Siobhan Reddy, the studio director, agrees. "We're eighteen in January," she says, looking slightly alarmed at the realisation. "Things have gone through lots of changes in that time. We've had LittleBigPlanet, Tearaway, Dreams. I think the threads [that run through it] are it being about people, finding ways to collaborate, build communities, enable player expression, all those things are still there.
"Culture's not static," she continues. "Over those years we've had moments where things have been absolutely amazing, and moments where things are really tough. But we try to regroup ourselves, to come back to those set of values that we have around collaboration and people and creativity. And creating something where people can see a bit of themselves."

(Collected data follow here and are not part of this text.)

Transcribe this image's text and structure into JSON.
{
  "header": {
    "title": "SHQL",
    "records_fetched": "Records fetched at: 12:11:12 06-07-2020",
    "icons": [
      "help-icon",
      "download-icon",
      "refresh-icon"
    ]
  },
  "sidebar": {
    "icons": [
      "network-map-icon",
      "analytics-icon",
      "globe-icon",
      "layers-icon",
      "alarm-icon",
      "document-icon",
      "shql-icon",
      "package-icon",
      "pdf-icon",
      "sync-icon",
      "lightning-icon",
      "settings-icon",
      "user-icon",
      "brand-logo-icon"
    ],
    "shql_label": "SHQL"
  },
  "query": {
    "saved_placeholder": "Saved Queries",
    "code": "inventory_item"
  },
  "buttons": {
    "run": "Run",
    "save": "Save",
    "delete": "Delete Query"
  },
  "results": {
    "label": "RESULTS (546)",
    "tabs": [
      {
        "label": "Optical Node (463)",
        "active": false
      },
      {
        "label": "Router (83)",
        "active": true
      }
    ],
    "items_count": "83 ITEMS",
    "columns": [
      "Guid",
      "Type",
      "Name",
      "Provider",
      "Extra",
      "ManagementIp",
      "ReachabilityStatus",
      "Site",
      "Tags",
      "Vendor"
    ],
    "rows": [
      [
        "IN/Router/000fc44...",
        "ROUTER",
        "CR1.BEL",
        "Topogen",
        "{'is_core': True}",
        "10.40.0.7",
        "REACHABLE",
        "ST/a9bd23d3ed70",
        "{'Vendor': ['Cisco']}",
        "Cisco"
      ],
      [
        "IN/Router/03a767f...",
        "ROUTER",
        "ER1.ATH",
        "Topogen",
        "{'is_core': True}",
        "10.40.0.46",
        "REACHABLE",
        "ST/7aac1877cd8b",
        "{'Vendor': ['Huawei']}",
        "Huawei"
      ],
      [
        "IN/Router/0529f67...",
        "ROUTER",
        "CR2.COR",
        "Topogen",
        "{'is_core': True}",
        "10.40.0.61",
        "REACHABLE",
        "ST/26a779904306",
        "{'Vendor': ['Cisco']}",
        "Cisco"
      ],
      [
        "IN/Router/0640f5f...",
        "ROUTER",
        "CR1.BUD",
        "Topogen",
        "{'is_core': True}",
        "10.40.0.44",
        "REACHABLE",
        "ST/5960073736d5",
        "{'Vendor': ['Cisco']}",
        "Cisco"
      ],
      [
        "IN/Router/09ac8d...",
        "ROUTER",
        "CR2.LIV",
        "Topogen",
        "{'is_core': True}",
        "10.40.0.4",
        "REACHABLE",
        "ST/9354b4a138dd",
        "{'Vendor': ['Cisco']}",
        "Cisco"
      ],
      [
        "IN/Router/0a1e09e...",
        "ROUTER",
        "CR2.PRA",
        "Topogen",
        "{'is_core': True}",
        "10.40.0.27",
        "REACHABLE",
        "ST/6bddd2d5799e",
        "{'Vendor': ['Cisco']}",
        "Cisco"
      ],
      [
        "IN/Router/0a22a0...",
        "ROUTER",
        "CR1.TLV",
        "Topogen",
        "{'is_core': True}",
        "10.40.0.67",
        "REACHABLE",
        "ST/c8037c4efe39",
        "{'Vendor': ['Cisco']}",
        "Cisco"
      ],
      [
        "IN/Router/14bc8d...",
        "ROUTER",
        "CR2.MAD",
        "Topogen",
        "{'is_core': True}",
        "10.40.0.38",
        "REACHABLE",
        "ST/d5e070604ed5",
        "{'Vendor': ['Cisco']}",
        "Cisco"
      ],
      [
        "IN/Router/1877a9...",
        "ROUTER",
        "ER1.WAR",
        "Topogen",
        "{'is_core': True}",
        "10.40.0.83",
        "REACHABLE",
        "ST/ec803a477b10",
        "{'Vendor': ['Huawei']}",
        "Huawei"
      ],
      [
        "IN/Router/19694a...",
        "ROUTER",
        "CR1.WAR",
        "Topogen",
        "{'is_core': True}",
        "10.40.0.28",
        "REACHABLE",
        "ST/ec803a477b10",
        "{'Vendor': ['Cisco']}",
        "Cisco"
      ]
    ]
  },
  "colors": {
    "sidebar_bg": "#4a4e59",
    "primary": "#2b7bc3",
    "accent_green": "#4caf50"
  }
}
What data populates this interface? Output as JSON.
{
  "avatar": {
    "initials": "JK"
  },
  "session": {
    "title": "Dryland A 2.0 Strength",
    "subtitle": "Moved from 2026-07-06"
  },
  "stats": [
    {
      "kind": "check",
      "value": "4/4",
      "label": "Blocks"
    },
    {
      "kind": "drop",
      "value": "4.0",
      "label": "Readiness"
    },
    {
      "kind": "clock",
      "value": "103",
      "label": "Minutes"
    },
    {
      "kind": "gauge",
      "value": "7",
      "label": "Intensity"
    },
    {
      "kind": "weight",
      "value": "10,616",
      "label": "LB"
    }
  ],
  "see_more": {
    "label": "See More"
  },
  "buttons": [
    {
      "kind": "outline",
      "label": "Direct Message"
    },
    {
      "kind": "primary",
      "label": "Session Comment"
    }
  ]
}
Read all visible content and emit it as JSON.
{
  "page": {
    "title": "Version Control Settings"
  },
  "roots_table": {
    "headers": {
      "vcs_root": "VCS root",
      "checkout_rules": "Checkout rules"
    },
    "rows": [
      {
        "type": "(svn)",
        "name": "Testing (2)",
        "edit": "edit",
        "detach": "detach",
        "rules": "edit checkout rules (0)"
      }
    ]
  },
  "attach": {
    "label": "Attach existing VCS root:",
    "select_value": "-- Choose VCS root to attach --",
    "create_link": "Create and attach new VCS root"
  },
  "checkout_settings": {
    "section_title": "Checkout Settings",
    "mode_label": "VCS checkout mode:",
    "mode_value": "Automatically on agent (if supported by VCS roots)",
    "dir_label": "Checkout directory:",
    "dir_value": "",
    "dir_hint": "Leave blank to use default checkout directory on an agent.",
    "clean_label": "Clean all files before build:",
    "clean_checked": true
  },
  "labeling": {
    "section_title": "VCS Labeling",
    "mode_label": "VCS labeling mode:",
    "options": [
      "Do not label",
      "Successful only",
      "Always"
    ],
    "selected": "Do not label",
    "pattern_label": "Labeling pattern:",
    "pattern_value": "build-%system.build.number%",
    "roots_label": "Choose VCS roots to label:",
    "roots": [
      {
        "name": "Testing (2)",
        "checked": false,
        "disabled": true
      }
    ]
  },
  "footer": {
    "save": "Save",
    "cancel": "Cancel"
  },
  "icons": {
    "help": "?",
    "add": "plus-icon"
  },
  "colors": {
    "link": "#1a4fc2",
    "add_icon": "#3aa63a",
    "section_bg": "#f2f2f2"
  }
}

Now she nods to herself. "Even over the past few years as we've been looking at various different things, we come back to this idea: when we say collaboration, we kind of mean it in a very strong way. It means we're comfortable really talking about things and bringing people from different parts of the studio. Tren's our most recent example and John's done a stellar job - of showing us the way, again. How we can collaborate and make something. And it's definitely influencing how we make other things."